Gartner states that alignment and connectedness operate like the left and right sides of your brain — rational and emotional. Both contribute to a culture’s impact on business outcomes, such as performance and retention. The challenge is that “connectedness’ suffers in a hybrid world, however, without intentional efforts to cultivate it. The informal coffee conversations become less frequent, people’s days in the office fail to cross over and people stop dropping by others offices because they are not sure if they will be there or not. Add to this the increased turnover of staff (in some industries like technology) and you can see why some people’s paths may not cross for weeks or months, leading to an increasingly disconnected workforce.
And guess what? The bad news does not end there, without the informal connecting interactions and conversations, alignment suffers! This can lead to business and relationship problems between key stakeholders. Not a path that you want to be on as a manager of leader…..
The upskilling solution, according to Gartner is to:
- Diffuse the culture through the actual work that people do:
- Make people aware of the value their role provides the business and reinforce that this value is not tied to a location, but to an outcome.
- Ensure people are getting personal value through their work – such as career development
- Map and align the content and process of the work against the organisational values; we do this to achieve a “trusted relationship with customers”, we do that to ensure “our products are high quality” etc.
- Connect with individuals and teams through emotional proximity, when physical proximity cannot occur:
- Create empathy, not just interest, for the mission of the organization by making its impact tangible to the individual. Help people to understand and articulate their “why” for working in your business.

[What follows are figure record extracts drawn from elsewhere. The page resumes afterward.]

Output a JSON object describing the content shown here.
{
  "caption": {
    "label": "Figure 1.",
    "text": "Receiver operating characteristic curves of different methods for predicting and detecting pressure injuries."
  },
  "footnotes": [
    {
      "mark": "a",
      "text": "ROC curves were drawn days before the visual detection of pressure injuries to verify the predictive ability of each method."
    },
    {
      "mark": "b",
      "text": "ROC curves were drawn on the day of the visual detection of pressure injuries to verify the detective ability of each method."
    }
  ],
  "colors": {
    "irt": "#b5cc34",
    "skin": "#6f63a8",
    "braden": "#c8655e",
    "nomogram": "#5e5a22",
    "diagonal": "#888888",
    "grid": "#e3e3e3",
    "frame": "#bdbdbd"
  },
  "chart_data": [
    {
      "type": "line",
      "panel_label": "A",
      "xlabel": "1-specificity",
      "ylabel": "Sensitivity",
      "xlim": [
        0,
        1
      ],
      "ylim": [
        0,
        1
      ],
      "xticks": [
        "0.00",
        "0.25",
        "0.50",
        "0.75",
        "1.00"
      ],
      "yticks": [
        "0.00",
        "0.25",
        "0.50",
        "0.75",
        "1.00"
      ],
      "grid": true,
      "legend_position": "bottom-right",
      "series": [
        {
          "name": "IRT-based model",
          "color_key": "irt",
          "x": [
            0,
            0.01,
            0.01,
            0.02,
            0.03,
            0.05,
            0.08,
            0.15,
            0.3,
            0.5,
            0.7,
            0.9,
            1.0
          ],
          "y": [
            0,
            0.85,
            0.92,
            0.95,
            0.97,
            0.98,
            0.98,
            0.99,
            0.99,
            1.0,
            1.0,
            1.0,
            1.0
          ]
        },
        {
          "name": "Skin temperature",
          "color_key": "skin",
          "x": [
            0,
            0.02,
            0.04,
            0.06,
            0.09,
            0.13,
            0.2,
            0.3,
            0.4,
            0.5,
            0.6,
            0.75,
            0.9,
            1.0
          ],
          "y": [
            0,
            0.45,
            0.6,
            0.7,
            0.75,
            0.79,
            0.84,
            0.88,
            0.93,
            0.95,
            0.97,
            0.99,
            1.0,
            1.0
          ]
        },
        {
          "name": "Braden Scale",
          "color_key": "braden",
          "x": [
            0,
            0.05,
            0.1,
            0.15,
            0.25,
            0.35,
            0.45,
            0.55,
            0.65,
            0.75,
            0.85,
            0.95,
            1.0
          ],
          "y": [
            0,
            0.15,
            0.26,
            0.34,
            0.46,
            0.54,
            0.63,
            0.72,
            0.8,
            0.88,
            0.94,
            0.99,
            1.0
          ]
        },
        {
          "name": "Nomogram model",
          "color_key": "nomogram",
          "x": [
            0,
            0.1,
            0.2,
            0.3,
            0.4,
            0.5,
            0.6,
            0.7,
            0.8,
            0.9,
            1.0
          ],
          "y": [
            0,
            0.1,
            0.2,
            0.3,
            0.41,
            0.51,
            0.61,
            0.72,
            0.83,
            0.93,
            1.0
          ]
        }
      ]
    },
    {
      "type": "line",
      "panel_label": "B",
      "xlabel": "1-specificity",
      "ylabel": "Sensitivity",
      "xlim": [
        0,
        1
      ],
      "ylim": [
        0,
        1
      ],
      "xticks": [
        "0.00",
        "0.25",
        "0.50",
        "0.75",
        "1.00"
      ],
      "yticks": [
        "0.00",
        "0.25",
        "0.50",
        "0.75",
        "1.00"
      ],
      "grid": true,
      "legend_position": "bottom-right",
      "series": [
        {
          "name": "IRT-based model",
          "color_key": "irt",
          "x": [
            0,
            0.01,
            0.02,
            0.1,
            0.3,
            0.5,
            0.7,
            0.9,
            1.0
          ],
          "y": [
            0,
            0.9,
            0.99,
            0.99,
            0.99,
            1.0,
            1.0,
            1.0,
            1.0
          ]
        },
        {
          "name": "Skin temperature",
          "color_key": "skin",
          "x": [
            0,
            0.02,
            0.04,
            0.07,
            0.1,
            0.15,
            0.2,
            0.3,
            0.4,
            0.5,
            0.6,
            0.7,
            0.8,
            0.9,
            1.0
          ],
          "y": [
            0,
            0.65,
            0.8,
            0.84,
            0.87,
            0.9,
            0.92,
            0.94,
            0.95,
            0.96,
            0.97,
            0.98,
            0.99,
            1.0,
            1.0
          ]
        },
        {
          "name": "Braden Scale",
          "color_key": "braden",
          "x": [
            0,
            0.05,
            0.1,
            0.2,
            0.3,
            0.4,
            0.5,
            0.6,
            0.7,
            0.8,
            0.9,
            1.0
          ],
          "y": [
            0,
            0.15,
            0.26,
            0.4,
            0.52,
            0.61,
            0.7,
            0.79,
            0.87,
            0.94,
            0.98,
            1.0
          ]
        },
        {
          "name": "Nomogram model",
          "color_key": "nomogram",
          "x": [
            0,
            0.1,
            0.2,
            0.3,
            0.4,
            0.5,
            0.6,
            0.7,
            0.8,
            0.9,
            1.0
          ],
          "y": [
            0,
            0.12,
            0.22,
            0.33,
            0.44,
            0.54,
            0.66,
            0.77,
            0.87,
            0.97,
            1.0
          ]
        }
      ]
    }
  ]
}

- Identify the “moments that matter” when employees are most likely to feel seen by others in the organization, and create these more intentionally. Understand how people want to be recognised and rewarded and give them just that.

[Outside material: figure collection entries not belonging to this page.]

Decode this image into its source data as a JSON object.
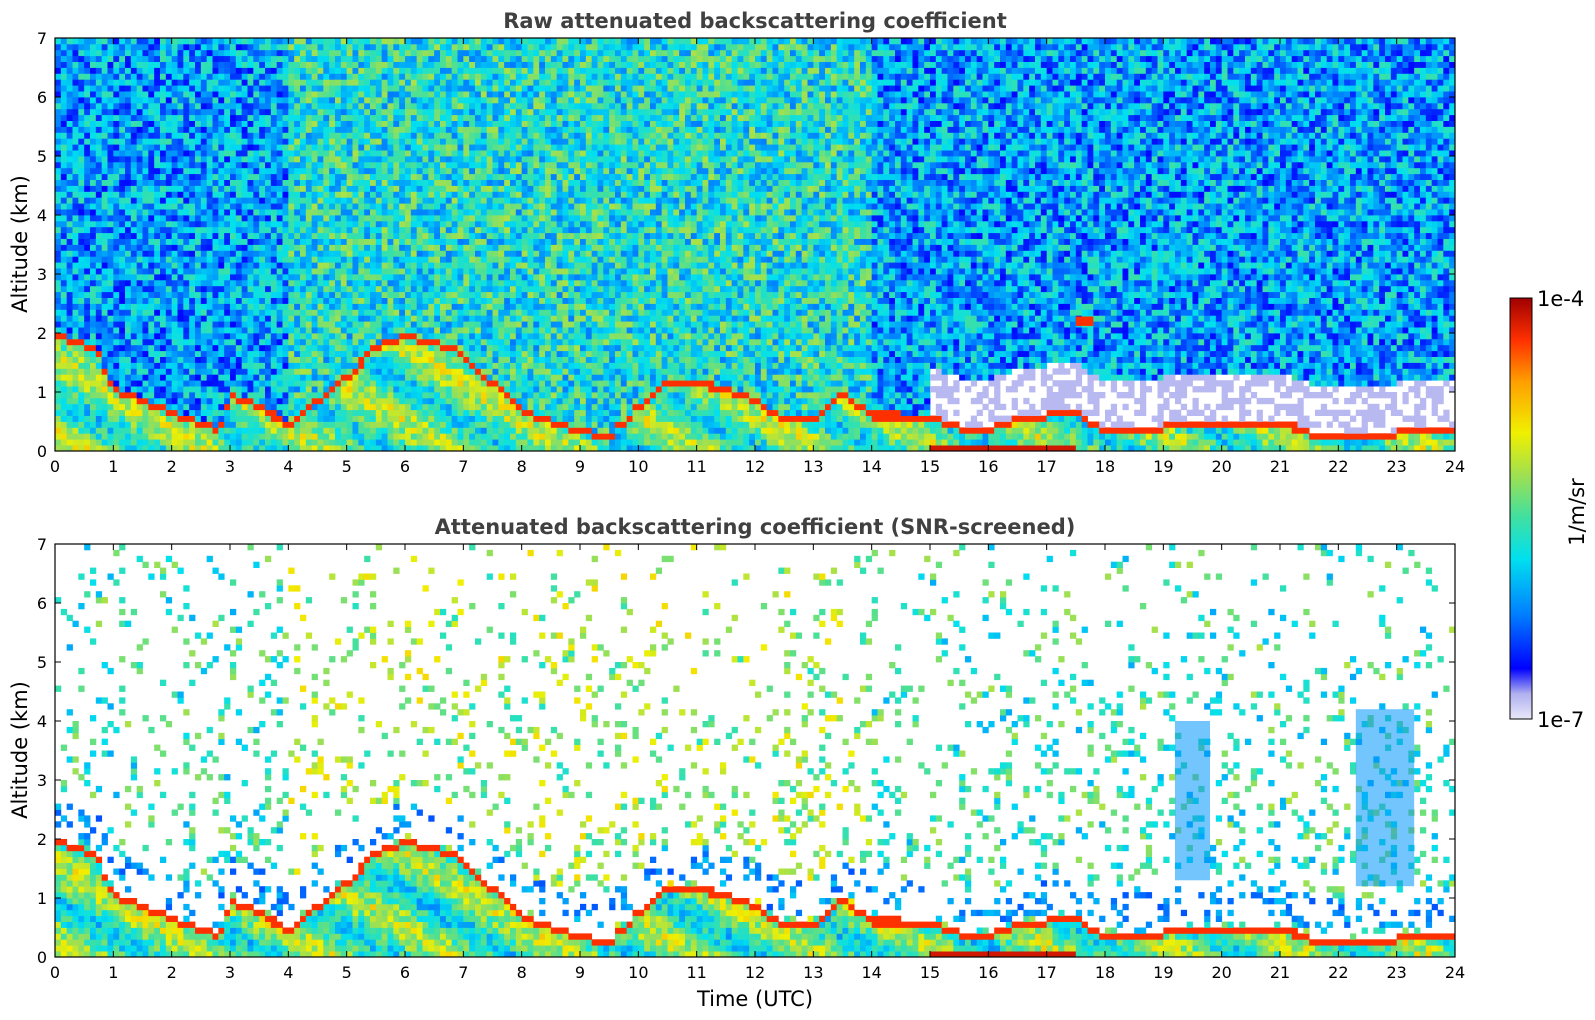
{
  "chart_data": [
    {
      "type": "heatmap",
      "title": "Raw attenuated backscattering coefficient",
      "xlabel": "",
      "ylabel": "Altitude (km)",
      "xlim": [
        0,
        24
      ],
      "ylim": [
        0,
        7
      ],
      "xticks": [
        "0",
        "1",
        "2",
        "3",
        "4",
        "5",
        "6",
        "7",
        "8",
        "9",
        "10",
        "11",
        "12",
        "13",
        "14",
        "15",
        "16",
        "17",
        "18",
        "19",
        "20",
        "21",
        "22",
        "23",
        "24"
      ],
      "yticks": [
        "0",
        "1",
        "2",
        "3",
        "4",
        "5",
        "6",
        "7"
      ],
      "screened": false,
      "features": {
        "boundary_layer_top_km": [
          [
            0,
            1.9
          ],
          [
            0.7,
            1.7
          ],
          [
            1,
            1.0
          ],
          [
            2,
            0.6
          ],
          [
            2.8,
            0.3
          ],
          [
            3,
            0.9
          ],
          [
            3.5,
            0.7
          ],
          [
            4,
            0.4
          ],
          [
            4.5,
            0.8
          ],
          [
            5,
            1.2
          ],
          [
            5.5,
            1.7
          ],
          [
            6,
            1.9
          ],
          [
            6.5,
            1.8
          ],
          [
            7,
            1.6
          ],
          [
            7.5,
            1.1
          ],
          [
            8,
            0.6
          ],
          [
            8.5,
            0.45
          ],
          [
            9,
            0.3
          ],
          [
            9.5,
            0.2
          ],
          [
            10,
            0.7
          ],
          [
            10.5,
            1.1
          ],
          [
            11,
            1.1
          ],
          [
            11.5,
            1.0
          ],
          [
            12,
            0.8
          ],
          [
            12.5,
            0.45
          ],
          [
            13,
            0.5
          ],
          [
            13.5,
            0.9
          ],
          [
            14,
            0.55
          ],
          [
            14.5,
            0.55
          ],
          [
            15,
            0.5
          ],
          [
            15.5,
            0.35
          ],
          [
            16,
            0.3
          ],
          [
            16.5,
            0.5
          ],
          [
            17,
            0.55
          ],
          [
            17.5,
            0.6
          ],
          [
            18,
            0.3
          ],
          [
            18.5,
            0.25
          ],
          [
            19,
            0.35
          ],
          [
            19.5,
            0.4
          ],
          [
            20,
            0.4
          ],
          [
            21,
            0.45
          ],
          [
            21.5,
            0.25
          ],
          [
            22,
            0.25
          ],
          [
            23,
            0.25
          ],
          [
            24,
            0.3
          ]
        ],
        "elevated_aerosol_layer": {
          "time": [
            17.5,
            17.8
          ],
          "altitude_km": 2.2
        }
      }
    },
    {
      "type": "heatmap",
      "title": "Attenuated backscattering coefficient (SNR-screened)",
      "xlabel": "Time (UTC)",
      "ylabel": "Altitude (km)",
      "xlim": [
        0,
        24
      ],
      "ylim": [
        0,
        7
      ],
      "xticks": [
        "0",
        "1",
        "2",
        "3",
        "4",
        "5",
        "6",
        "7",
        "8",
        "9",
        "10",
        "11",
        "12",
        "13",
        "14",
        "15",
        "16",
        "17",
        "18",
        "19",
        "20",
        "21",
        "22",
        "23",
        "24"
      ],
      "yticks": [
        "0",
        "1",
        "2",
        "3",
        "4",
        "5",
        "6",
        "7"
      ],
      "screened": true,
      "features": {
        "aerosol_plumes": [
          {
            "time": [
              19.2,
              19.8
            ],
            "altitude_km": [
              1.3,
              4.0
            ]
          },
          {
            "time": [
              22.3,
              23.3
            ],
            "altitude_km": [
              1.2,
              4.2
            ]
          }
        ]
      }
    }
  ],
  "colorbar": {
    "label": "1/m/sr",
    "max_label": "1e-4",
    "min_label": "1e-7",
    "scale": "log",
    "colormap": [
      "#e8e8f8",
      "#b0b0f0",
      "#0000ff",
      "#0080ff",
      "#00e0f0",
      "#40e0a0",
      "#a0e050",
      "#f0f000",
      "#ffa000",
      "#ff3000",
      "#a00000"
    ]
  }
}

- Optimize micro- (small-group) experiences
- Recognise and accept that there will be sub-cultures within your broader organisational culture. The subcultures will be more adaptable to diversified work contexts. Team leaders and managers will need to be trained and supported in moulding these sub-cultures
- Equip managers and leaders to develop their own sub-cultures by introducing a culture mapping and development tool that gives them regular insights into employee sentiments as they change over time. Some good examples are Peakon/Workday, Lattice, Fifteen5 and CultureAmp. On-point, in-time data on culture trends can create fantastic culture improvements and lead to significant increases in productivity and profitability.
So the above is not the three simple steps you were hoping for? You are right; it’s not simple at all. But you have to start adjusting your leadership and your culture to support a hybrid workforce, lest you’ll be lost in the dark ages of business. You will need to leverage some of the new technology that is hitting the market to enable your people to be successful in a hybrid environment. Upskilling managers and leaders is a great first step. There is lots of literature out there. All you really need is some direction and a little motivation to set you and your business on a path to success in this hybrid digital world.